一方、慣れただけで終わってしまっていては、つまりエネルギーが省力化されただけですから、より小さなエネルギーでその行為ができるようになっただけで終わってしまいます。このような推移の延長線上では、慣れれば慣れるほど、益々小さなエネルギーで活動して行くことになりますから、終には心の汗も、身体の汗も然程かかなくなってしまいます。

心の汗をかかなくなると、行為への注意や関心が薄れてきます。何のためにその行為を為すのかという目的も、自分がその行為をうまく出来るようになった背景にどれだけの苦労を積み重ねてきたのかという犠牲や労力の記憶も、その行為がどれほどの重要性を持った特別な行いであるのかという意味付けやこだわりも、あらゆる精神的側面がないがしろになって行くのです。

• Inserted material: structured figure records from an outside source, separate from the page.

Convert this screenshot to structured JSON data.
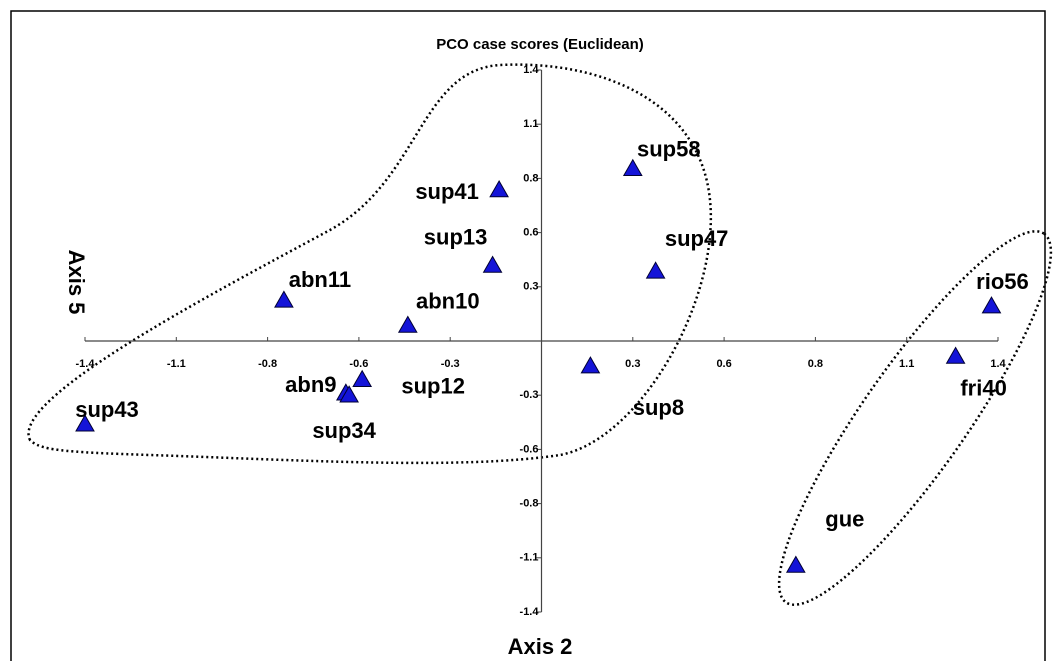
{
  "chart_data": {
    "type": "scatter",
    "title": "PCO case scores (Euclidean)",
    "x_label": "Axis 2",
    "y_label": "Axis 5",
    "color": "#1414d8",
    "grid": false,
    "xlim": [
      -1.4,
      1.4
    ],
    "ylim": [
      -1.4,
      1.4
    ],
    "xticks": [
      -1.4,
      {
        "value": -1.12,
        "label": "-1.1"
      },
      {
        "value": -0.84,
        "label": "-0.8"
      },
      {
        "value": -0.56,
        "label": "-0.6"
      },
      {
        "value": -0.28,
        "label": "-0.3"
      },
      {
        "value": 0.28,
        "label": "0.3"
      },
      {
        "value": 0.56,
        "label": "0.6"
      },
      {
        "value": 0.84,
        "label": "0.8"
      },
      {
        "value": 1.12,
        "label": "1.1"
      },
      1.4
    ],
    "yticks": [
      1.4,
      {
        "value": 1.12,
        "label": "1.1"
      },
      {
        "value": 0.84,
        "label": "0.8"
      },
      {
        "value": 0.56,
        "label": "0.6"
      },
      {
        "value": 0.28,
        "label": "0.3"
      },
      {
        "value": -0.28,
        "label": "-0.3"
      },
      {
        "value": -0.56,
        "label": "-0.6"
      },
      {
        "value": -0.84,
        "label": "-0.8"
      },
      {
        "value": -1.12,
        "label": "-1.1"
      },
      -1.4
    ],
    "labels": [
      "sup43",
      "abn11",
      "abn10",
      "abn9",
      "sup34",
      "sup12",
      "sup13",
      "sup41",
      "sup58",
      "sup47",
      "sup8",
      "rio56",
      "fri40",
      "gue"
    ],
    "x": [
      -1.4,
      -0.79,
      -0.41,
      -0.6,
      -0.59,
      -0.55,
      -0.15,
      -0.13,
      0.28,
      0.35,
      0.15,
      1.38,
      1.27,
      0.78
    ],
    "values": [
      -0.43,
      0.21,
      0.08,
      -0.27,
      -0.28,
      -0.2,
      0.39,
      0.78,
      0.89,
      0.36,
      -0.13,
      0.18,
      -0.08,
      -1.16
    ]
  }
}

だから、行為の目的が徐々にすり替わって行き、行為そのものが目的となったり、はたまたとんでもない頓珍漢なものになったりするのです。そして、それに気づかずに行為そのものを淡々と繰り返して行くのです。これがマンネリです。

マンネリ化すると一方では同時に、慣れによって肉体的な労力も軽減されますから、つまり「意味が揺らぎ、見失われつつ作業労力が減少して行く」ということとなります。言わずもがな、その延長線上で慢心、怠惰、惰性、固定観念の罠などを辿り、果てはミス、事故、クレーム、信用失墜といったビジネス世界の魔海域を漂流して行くこととなるのです。